需注意的是:D-二聚体的诊断特异性随年龄的升高而逐渐下降,50 岁以上的患者应采用年龄校正的 D-二聚体 cut-off 值(年龄 × 10 μg/L FEU)[3]。如年龄 70 岁,适用的 cut-off 值为 700 μg/L FEU。

对于血流动力学不稳定的疑似肺栓塞患者,D-二聚体可不作为初始诊断的必要检查 [4]


02

排除了 PTE,为什么还要用抗凝药?


如应用上述方法排除 PTE 后,患者栓塞风险是否就此解除?事实并非如此,内科有许多即便当下没有 PTE,却存在较多栓塞高危因素的住院患者,特别是呼吸科患者,其常伴有感染、卧床制动、留置中心静脉置管、多病共存等临床特点,甚至需机械通气、镇静等,其栓塞风险极高。

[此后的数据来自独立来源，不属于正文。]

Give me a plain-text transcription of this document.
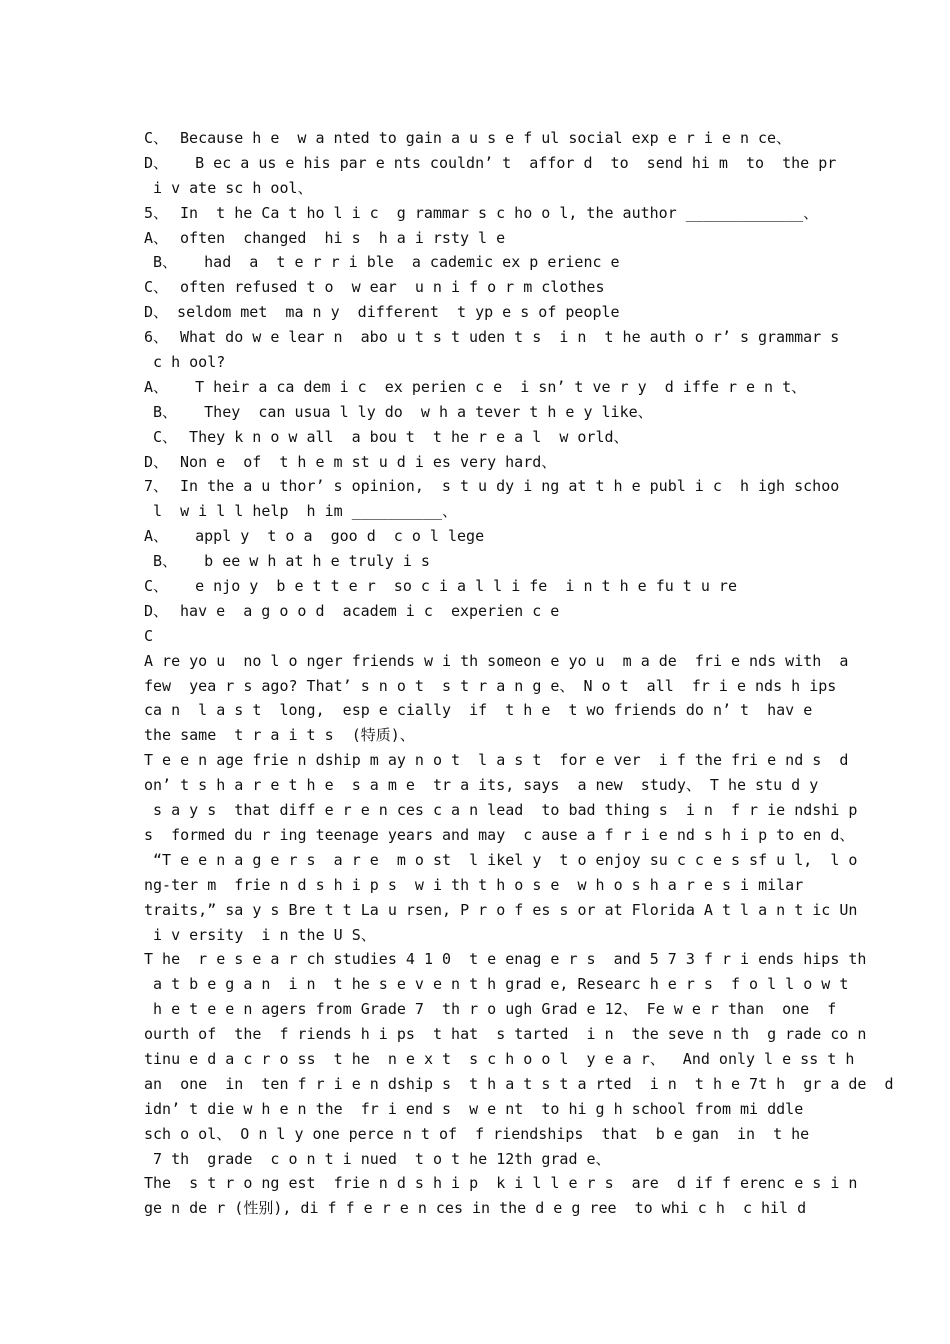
C、Because h e  w a nted to gain a u s e f ul social exp e r i e n ce、
D、   B ec a us e his par e nts couldn’ t  affor d  to  send hi m  to  the pr
i v ate sc h ool、
5、In  t he Ca t ho l i c  g rammar s c ho o l, the author _____________、
A、often  changed  hi s  h a i rsty l e
B、   had  a  t e r r i ble  a cademic ex p erienc e
C、often refused t o  w ear  u n i f o r m clothes
D、 seldom met  ma n y  different  t yp e s of people
6、What do w e lear n  abo u t s t uden t s  i n  t he auth o r’ s grammar s
c h ool?
A、   T heir a ca dem i c  ex perien c e  i sn’ t ve r y  d iffe r e n t、
B、   They  can usua l ly do  w h a tever t h e y like、
C、They k n o w all  a bou t  t he r e a l  w orld、
D、Non e  of  t h e m st u d i es very hard、
7、In the a u thor’ s opinion,  s t u dy i ng at t h e publ i c  h igh schoo
l  w i l l help  h im __________、
A、   appl y  t o a  goo d  c o l lege
B、   b ee w h at h e truly i s
C、   e njo y  b e t t e r  so c i a l l i fe  i n t h e fu t u re
D、hav e  a g o o d  academ i c  experien c e
C
A re yo u  no l o nger friends w i th someon e yo u  m a de  fri e nds with  a
few  yea r s ago? That’ s n o t  s t r a n g e、 N o t  all  fr i e nds h ips
ca n  l a s t  long,  esp e cially  if  t h e  t wo friends do n’ t  hav e
the same  t r a i t s  (特质)、
T e e n age frie n dship m ay n o t  l a s t  for e ver  i f the fri e nd s  d
on’ t s h a r e t h e  s a m e  tr a its, says  a new  study、 T he stu d y
s a y s  that diff e r e n ces c a n lead  to bad thing s  i n  f r ie ndshi p
s  formed du r ing teenage years and may  c ause a f r i e nd s h i p to en d、
“T e e n a g e r s  a r e  m o st  l ikel y  t o enjoy su c c e s sf u l,  l o
ng-ter m  frie n d s h i p s  w i th t h o s e  w h o s h a r e s i milar
traits,” sa y s Bre t t La u rsen, P r o f es s or at Florida A t l a n t ic Un
i v ersity  i n the U S、
T he  r e s e a r ch studies 4 1 0  t e enag e r s  and 5 7 3 f r i ends hips th
a t b e g a n  i n  t he s e v e n t h grad e, Researc h e r s  f o l l o w t
h e t e e n agers from Grade 7  th r o ugh Grad e 12、 Fe w e r than  one  f
ourth of  the  f riends h i ps  t hat  s tarted  i n  the seve n th  g rade co n
tinu e d a c r o ss  t he  n e x t  s c h o o l  y e a r、  And only l e ss t h
an  one  in  ten f r i e n dship s  t h a t s t a rted  i n  t h e 7t h  gr a de  d
idn’ t die w h e n the  fr i end s  w e nt  to hi g h school from mi ddle
sch o ol、 O n l y one perce n t of  f riendships  that  b e gan  in  t he
7 th  grade  c o n t i nued  t o t he 12th grad e、
The  s t r o ng est  frie n d s h i p  k i l l e r s  are  d if f erenc e s i n
ge n de r (性别), di f f e r e n ces in the d e g ree  to whi c h  c hil d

另外,患者年龄越大,VTE 发生率越高 [5],超 65 岁患者的 VTE 发生率已达 60% 以上 [6],而恰恰来呼吸科就诊的多为高龄患者,一旦这些患者发生 PTE,后果是极具灾难性的,而如果提前采取预防措施则可明显降低血栓事件的发生,延长生存时间及改善生活质量 [7]。因而,临床上需要「未雨绸缪」,对没有栓塞,但是属于高危的住院患者进行预防性抗凝处理。

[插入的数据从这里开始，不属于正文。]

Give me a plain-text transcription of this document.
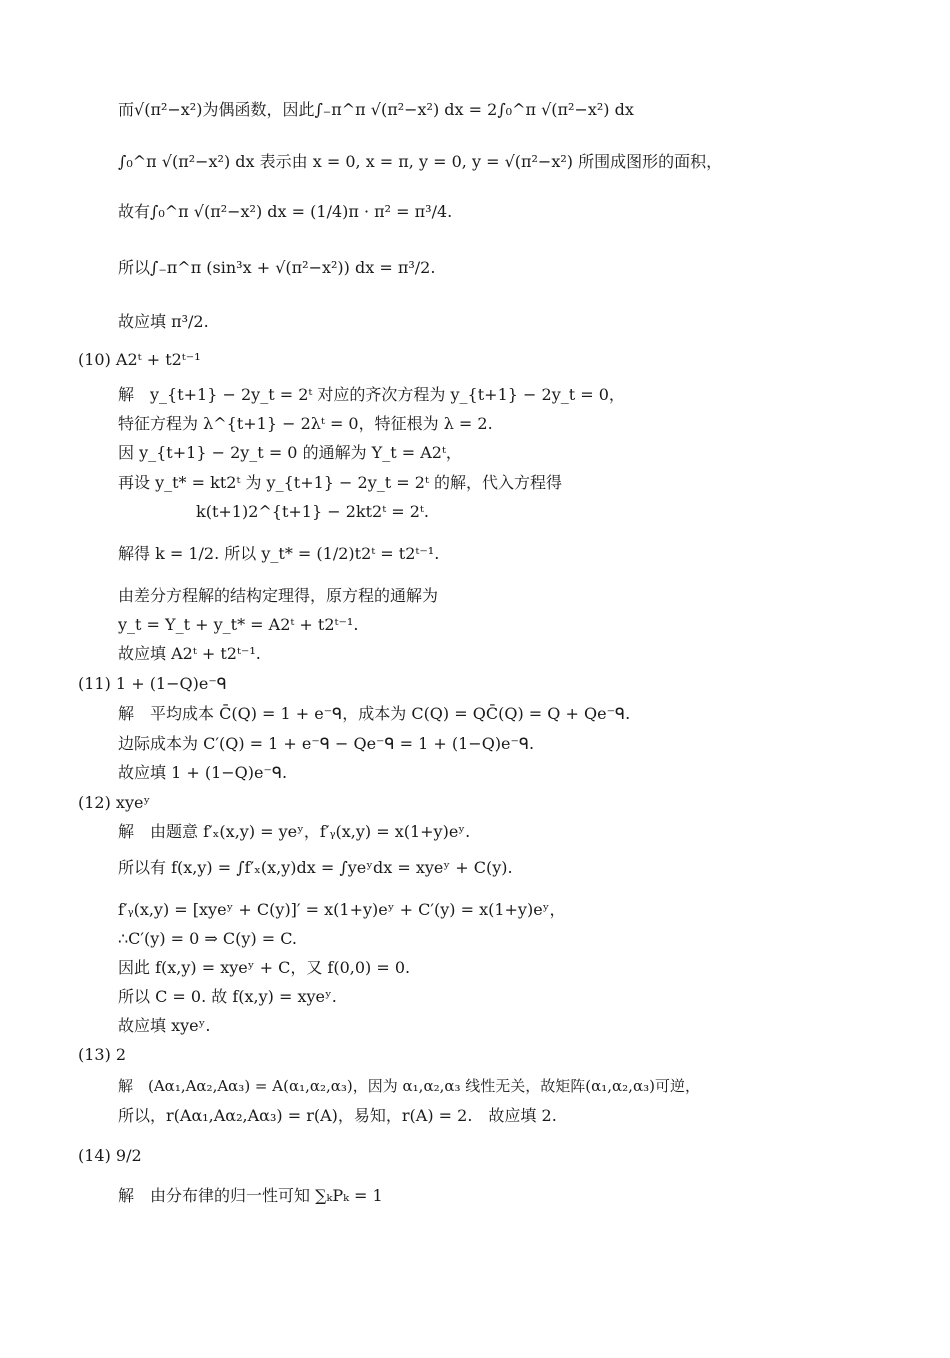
而√(π²−x²)为偶函数，因此∫₋π^π √(π²−x²) dx = 2∫₀^π √(π²−x²) dx
∫₀^π √(π²−x²) dx 表示由 x = 0, x = π, y = 0, y = √(π²−x²) 所围成图形的面积，
故有∫₀^π √(π²−x²) dx = (1/4)π · π² = π³/4.
所以∫₋π^π (sin³x + √(π²−x²)) dx = π³/2.
故应填 π³/2.
(10) A2ᵗ + t2ᵗ⁻¹
解　y_{t+1} − 2y_t = 2ᵗ 对应的齐次方程为 y_{t+1} − 2y_t = 0，
特征方程为 λ^{t+1} − 2λᵗ = 0，特征根为 λ = 2.
因 y_{t+1} − 2y_t = 0 的通解为 Y_t = A2ᵗ，
再设 y_t* = kt2ᵗ 为 y_{t+1} − 2y_t = 2ᵗ 的解，代入方程得
k(t+1)2^{t+1} − 2kt2ᵗ = 2ᵗ.
解得 k = 1/2. 所以 y_t* = (1/2)t2ᵗ = t2ᵗ⁻¹.
由差分方程解的结构定理得，原方程的通解为
y_t = Y_t + y_t* = A2ᵗ + t2ᵗ⁻¹.
故应填 A2ᵗ + t2ᵗ⁻¹.
(11) 1 + (1−Q)e⁻ᑫ
解　平均成本 C̄(Q) = 1 + e⁻ᑫ，成本为 C(Q) = QC̄(Q) = Q + Qe⁻ᑫ.
边际成本为 C′(Q) = 1 + e⁻ᑫ − Qe⁻ᑫ = 1 + (1−Q)e⁻ᑫ.
故应填 1 + (1−Q)e⁻ᑫ.
(12) xyeʸ
解　由题意 f′ₓ(x,y) = yeʸ，f′ᵧ(x,y) = x(1+y)eʸ.
所以有 f(x,y) = ∫f′ₓ(x,y)dx = ∫yeʸdx = xyeʸ + C(y).
f′ᵧ(x,y) = [xyeʸ + C(y)]′ = x(1+y)eʸ + C′(y) = x(1+y)eʸ，
∴C′(y) = 0 ⇒ C(y) = C.
因此 f(x,y) = xyeʸ + C，又 f(0,0) = 0.
所以 C = 0. 故 f(x,y) = xyeʸ.
故应填 xyeʸ.
(13) 2
解　(Aα₁,Aα₂,Aα₃) = A(α₁,α₂,α₃)，因为 α₁,α₂,α₃ 线性无关，故矩阵(α₁,α₂,α₃)可逆，
所以，r(Aα₁,Aα₂,Aα₃) = r(A)，易知，r(A) = 2.　故应填 2.
(14) 9/2
解　由分布律的归一性可知 ∑ₖPₖ = 1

此外,流调也显示内科住院患者如不采取血栓预防措施,VTE 的患病率为 4.96%~14.90%,约有 5% 可能导致致死性 PTE[8]。而我国 2018 年 VTE 预防率仅为 63.6%,2020 年有所提高,达 76.5%,但与欧洲国家的 94% 预防率相比 [1],仍有很长的路要走。

因此,临床医生应高度重视高危人群的血栓前状态并进行 VTE 预防。

03

哪些住院患者需要进行 VTE 预防?


1. 美国 ACCP 内科患者 VTE 预防指南第 9 版中指出 Padua 评分(下图)≥ 4 的患者 VTE 患病风险高,须按照推荐的措施进行 VTE 预防。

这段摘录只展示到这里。